NVIDIA / TransformerEngine

A library for accelerating Transformer models on NVIDIA GPUs, including using 8-bit floating point (FP8) precision on Hopper and Ada GPUs, to provide better performance with lower memory utilization in both training and inference.
Apache License 2.0
1.84k stars 310 forks source link

[PyTorch] fused CUDNN attention kernel and sliding window attention #1197

Open Marks101 opened 5 days ago

Marks101 commented 5 days ago

Hello team,

we have been noticing some pretty large deviations between the attention output of flash/unfused attention versus the fused attention kernels when sliding window attention is active.

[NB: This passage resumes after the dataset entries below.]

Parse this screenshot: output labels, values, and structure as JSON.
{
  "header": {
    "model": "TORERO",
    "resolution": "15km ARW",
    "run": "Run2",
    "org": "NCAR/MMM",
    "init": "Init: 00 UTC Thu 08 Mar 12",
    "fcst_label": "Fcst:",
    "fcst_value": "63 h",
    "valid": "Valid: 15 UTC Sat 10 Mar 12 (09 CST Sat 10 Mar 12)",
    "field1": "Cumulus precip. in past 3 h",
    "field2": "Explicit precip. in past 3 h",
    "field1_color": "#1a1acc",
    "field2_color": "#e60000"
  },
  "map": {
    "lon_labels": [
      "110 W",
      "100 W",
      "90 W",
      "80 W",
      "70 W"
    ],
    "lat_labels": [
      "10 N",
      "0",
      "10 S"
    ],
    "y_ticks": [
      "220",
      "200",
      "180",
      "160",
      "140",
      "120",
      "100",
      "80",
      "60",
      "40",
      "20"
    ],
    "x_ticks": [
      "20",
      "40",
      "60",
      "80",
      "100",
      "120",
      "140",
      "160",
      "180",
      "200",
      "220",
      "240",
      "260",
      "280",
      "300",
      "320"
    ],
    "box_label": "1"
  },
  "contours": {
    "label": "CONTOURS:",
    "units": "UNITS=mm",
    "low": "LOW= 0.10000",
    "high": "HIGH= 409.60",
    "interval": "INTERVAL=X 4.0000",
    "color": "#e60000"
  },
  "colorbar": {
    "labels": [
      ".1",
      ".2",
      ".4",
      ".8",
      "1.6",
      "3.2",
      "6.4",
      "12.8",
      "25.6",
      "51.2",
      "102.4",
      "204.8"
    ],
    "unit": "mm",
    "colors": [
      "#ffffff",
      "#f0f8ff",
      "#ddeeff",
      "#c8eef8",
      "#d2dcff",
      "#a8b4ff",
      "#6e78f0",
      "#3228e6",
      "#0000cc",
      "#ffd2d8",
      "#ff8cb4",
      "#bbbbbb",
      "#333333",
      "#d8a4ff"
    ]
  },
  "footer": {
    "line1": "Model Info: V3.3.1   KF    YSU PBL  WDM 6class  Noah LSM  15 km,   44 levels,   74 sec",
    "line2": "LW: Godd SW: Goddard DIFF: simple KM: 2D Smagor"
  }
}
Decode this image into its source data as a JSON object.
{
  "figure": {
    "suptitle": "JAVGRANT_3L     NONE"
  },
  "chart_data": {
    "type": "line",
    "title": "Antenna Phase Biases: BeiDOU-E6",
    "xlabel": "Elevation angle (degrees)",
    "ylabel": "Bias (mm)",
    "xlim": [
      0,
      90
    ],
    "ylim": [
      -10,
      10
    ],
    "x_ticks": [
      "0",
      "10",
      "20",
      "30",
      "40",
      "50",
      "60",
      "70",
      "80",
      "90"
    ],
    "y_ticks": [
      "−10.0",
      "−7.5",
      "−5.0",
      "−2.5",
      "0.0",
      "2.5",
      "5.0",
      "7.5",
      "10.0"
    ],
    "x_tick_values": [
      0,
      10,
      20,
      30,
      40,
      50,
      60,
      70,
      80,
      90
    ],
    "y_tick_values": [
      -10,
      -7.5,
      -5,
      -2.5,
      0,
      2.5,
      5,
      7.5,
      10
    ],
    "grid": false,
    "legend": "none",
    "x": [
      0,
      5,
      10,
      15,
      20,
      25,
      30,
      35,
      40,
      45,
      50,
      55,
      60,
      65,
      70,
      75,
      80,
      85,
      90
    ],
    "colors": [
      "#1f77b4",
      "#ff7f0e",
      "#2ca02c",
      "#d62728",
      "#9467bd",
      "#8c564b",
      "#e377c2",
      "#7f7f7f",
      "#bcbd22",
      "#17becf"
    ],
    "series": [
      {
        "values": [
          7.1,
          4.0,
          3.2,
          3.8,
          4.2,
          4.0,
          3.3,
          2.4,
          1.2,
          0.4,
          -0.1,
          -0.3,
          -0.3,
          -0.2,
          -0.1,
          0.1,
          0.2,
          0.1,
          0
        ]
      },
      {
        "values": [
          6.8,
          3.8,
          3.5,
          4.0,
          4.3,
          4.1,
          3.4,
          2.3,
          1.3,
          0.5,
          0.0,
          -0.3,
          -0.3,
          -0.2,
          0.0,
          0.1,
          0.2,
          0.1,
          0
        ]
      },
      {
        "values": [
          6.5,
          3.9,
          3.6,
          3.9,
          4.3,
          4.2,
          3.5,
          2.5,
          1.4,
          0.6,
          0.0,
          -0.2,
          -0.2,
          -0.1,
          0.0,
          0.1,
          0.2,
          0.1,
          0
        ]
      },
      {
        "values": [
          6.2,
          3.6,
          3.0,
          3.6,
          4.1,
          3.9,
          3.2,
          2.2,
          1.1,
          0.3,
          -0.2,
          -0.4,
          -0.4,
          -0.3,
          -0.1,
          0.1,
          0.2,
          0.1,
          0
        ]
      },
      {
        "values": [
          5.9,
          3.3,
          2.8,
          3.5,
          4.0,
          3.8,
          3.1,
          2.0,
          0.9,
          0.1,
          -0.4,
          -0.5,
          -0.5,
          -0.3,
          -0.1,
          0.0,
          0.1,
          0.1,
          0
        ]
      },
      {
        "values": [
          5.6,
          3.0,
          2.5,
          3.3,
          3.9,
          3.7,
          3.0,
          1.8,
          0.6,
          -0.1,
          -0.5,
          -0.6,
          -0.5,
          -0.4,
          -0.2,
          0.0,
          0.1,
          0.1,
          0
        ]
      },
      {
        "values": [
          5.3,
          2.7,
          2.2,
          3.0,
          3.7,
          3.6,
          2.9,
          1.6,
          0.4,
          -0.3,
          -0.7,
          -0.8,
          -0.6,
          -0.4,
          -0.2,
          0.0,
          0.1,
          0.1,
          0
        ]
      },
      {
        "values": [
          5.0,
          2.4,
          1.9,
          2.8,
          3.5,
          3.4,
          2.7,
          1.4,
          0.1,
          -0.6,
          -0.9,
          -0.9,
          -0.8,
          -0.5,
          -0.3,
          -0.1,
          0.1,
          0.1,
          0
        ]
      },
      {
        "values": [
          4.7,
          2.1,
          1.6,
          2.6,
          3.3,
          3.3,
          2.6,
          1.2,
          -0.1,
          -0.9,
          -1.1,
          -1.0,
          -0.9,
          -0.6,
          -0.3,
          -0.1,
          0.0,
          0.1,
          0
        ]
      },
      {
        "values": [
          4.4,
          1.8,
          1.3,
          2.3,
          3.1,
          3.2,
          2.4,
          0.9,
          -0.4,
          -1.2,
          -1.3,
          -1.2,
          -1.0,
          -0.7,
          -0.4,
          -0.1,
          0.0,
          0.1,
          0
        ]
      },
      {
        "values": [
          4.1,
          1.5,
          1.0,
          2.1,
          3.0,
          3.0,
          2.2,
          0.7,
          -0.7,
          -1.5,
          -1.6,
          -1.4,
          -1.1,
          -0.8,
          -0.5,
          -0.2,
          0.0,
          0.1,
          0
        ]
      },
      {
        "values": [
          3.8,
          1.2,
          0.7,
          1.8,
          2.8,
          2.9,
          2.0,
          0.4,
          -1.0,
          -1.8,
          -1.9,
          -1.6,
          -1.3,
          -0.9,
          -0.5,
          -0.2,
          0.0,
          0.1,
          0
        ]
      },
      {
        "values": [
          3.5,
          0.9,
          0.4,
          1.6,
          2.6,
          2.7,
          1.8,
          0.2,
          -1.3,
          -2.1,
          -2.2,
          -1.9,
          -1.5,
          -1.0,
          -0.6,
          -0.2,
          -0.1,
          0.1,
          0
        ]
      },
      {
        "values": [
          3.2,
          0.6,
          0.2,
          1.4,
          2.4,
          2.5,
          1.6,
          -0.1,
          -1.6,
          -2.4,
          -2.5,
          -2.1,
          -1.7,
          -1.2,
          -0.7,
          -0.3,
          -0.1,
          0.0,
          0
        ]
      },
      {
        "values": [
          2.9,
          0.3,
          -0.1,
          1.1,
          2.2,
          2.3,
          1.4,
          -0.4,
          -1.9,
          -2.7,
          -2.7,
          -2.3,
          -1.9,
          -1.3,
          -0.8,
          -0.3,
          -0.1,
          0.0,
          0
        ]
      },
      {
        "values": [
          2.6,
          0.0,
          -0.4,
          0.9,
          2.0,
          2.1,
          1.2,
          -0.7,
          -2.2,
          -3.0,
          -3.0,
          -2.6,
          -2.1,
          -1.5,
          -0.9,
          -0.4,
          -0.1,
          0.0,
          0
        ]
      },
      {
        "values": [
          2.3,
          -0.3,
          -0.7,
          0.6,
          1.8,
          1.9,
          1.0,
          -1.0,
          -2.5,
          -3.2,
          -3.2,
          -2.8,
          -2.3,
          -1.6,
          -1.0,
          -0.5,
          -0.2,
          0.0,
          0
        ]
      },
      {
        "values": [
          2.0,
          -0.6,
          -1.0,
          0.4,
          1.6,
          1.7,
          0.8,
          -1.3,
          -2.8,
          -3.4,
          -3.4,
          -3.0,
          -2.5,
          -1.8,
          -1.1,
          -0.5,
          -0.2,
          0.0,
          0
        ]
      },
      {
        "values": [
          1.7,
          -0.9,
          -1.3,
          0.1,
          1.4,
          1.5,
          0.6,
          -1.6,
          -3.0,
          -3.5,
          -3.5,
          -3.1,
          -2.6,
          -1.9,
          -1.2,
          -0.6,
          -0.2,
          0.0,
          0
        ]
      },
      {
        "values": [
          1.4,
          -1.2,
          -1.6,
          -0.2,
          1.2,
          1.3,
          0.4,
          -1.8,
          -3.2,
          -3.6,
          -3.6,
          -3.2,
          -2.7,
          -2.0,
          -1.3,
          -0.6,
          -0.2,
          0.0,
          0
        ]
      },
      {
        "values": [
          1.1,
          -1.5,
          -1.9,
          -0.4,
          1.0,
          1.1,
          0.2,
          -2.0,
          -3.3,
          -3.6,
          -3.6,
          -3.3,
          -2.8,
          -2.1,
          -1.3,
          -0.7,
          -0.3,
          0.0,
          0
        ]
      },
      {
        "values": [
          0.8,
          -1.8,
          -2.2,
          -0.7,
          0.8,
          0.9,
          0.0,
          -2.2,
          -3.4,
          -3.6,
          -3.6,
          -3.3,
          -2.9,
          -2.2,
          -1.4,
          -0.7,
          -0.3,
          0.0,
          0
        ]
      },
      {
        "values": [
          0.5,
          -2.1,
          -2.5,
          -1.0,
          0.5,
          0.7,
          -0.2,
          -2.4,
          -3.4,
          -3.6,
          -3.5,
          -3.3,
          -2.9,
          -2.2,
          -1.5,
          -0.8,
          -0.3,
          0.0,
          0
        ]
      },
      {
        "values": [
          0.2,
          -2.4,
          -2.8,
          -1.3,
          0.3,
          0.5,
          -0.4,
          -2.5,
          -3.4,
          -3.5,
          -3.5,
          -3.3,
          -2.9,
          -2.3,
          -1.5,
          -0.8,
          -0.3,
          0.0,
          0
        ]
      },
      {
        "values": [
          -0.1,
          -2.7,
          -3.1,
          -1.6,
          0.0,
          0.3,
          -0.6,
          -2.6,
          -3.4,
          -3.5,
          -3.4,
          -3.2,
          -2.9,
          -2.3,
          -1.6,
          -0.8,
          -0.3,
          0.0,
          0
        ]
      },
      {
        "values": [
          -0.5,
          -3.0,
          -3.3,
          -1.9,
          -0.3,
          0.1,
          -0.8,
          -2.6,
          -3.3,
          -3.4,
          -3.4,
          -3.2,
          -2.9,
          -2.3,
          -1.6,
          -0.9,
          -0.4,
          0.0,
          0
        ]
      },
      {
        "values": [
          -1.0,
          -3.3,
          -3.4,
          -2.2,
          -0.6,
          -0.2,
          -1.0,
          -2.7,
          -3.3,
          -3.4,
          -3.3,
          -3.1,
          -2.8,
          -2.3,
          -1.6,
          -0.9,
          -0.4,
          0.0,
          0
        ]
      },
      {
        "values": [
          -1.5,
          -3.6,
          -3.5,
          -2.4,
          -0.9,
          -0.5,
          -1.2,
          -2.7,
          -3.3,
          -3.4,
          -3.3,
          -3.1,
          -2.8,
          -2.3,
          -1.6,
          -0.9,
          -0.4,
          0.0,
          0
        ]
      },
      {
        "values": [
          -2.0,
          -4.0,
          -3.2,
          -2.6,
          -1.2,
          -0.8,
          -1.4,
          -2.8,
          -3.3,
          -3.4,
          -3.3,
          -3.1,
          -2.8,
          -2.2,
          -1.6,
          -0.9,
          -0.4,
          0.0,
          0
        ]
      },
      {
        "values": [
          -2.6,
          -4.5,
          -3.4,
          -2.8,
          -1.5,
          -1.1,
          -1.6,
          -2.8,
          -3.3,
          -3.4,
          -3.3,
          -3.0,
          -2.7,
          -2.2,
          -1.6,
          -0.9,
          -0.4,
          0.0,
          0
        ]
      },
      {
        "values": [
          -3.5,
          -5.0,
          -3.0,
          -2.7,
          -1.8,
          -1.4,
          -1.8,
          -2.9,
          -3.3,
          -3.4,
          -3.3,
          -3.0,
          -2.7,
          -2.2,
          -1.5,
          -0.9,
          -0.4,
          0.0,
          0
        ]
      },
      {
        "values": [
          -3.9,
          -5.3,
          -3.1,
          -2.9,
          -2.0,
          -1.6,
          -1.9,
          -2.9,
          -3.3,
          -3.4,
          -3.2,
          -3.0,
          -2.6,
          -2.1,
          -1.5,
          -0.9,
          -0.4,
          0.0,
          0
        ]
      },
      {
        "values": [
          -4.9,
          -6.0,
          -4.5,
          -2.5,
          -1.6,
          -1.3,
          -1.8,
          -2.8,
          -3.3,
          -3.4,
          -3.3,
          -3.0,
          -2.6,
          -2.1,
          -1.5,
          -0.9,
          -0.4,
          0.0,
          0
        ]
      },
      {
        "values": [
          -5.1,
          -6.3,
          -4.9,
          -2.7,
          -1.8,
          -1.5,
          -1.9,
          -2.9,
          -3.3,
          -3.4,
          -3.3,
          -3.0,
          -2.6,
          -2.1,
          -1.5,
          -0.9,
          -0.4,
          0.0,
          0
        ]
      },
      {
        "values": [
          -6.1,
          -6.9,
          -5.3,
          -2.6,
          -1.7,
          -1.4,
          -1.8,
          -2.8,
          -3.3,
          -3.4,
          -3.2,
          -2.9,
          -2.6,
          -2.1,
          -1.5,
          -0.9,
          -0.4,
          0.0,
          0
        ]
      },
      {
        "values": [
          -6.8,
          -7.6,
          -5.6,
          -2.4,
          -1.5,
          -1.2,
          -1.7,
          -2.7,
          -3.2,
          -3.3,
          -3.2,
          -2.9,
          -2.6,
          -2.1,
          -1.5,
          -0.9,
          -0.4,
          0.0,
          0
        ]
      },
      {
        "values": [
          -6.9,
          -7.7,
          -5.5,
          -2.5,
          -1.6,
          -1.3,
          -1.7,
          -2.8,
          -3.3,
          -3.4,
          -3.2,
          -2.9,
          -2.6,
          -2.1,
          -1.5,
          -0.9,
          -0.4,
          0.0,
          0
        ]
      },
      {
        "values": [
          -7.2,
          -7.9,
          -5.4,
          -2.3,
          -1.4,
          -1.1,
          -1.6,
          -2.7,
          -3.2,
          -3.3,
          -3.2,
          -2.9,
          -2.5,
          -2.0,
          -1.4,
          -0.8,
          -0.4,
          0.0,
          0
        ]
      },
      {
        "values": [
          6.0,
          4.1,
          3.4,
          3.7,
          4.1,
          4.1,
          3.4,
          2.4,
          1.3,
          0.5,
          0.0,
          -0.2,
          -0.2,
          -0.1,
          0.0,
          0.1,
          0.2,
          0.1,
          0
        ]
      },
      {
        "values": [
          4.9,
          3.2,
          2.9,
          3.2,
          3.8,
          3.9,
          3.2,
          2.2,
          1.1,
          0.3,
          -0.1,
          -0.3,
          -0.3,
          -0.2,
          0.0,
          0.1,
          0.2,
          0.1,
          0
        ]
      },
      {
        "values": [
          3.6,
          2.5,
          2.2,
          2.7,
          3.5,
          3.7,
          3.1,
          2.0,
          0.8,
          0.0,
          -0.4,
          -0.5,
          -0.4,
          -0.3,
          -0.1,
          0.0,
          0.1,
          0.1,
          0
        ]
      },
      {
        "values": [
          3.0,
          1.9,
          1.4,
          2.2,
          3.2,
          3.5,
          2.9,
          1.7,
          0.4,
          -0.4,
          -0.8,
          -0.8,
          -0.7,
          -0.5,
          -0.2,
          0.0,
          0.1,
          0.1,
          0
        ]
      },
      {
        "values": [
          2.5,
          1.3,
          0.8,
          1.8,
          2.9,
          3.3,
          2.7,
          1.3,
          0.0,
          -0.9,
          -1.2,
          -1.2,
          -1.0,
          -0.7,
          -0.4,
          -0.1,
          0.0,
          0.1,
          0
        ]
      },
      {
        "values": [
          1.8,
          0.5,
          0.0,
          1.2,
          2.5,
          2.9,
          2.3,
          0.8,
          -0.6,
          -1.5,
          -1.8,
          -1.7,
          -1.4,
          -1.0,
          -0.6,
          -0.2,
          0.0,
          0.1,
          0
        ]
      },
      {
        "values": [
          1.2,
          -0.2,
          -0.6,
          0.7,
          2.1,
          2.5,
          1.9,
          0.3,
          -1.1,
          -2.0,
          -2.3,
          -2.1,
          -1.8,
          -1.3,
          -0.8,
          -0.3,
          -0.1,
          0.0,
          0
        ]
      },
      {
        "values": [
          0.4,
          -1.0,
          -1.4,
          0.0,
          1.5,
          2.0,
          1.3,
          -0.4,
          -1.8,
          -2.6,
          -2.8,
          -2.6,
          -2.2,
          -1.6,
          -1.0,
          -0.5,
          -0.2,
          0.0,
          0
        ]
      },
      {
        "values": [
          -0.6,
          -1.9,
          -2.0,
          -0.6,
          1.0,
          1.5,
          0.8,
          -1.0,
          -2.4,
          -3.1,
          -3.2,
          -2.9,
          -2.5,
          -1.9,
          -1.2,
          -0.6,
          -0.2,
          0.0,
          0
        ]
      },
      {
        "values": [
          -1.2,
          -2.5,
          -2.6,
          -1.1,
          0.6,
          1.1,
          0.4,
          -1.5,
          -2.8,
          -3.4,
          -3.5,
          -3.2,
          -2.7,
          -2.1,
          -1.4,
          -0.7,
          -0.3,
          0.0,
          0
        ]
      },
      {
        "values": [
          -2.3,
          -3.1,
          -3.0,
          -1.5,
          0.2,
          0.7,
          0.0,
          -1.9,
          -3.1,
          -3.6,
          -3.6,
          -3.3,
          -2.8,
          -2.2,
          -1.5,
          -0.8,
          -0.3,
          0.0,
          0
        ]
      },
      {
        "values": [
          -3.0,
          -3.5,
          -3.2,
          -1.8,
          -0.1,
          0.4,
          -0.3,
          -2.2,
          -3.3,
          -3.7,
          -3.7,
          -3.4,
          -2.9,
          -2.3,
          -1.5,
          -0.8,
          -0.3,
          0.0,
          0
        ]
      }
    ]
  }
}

The following sample illustrates this:

import torch

from transformer_engine.pytorch.attention import FlashAttention, FusedAttention, UnfusedDotProductAttention, get_swa_mask
from transformer_engine.common.recipe import DelayedScaling
import transformer_engine_torch as tex

window_size = (1024, 0)
seqlen, num_heads, kv_channels = 2048, 64, 64

q, k, v = [torch.randn(seqlen, 1, num_heads, kv_channels, dtype=torch.float16, device="cuda") for _ in range(3)]

flash_attn = FlashAttention(1.0)
fused_attn = FusedAttention(1.0)
unfused_attn = UnfusedDotProductAttention(1.0)

output_flash = flash_attn(q, k, v, "sbhd_sbhd_sbhd", window_size=window_size)
output_fused = fused_attn(q, k, v, "sbhd_sbhd_sbhd",

attention_mask = torch.ones(1, 1, seqlen, seqlen, dtype=torch.bool, device="cuda")
attn_mask_type, attention_mask = get_swa_mask(window_size, seqlen, seqlen, "causal", attention_mask)
output_unfused = unfused_attn(q, k, v, attn_mask_type=attn_mask_type, attention_mask=attention_mask)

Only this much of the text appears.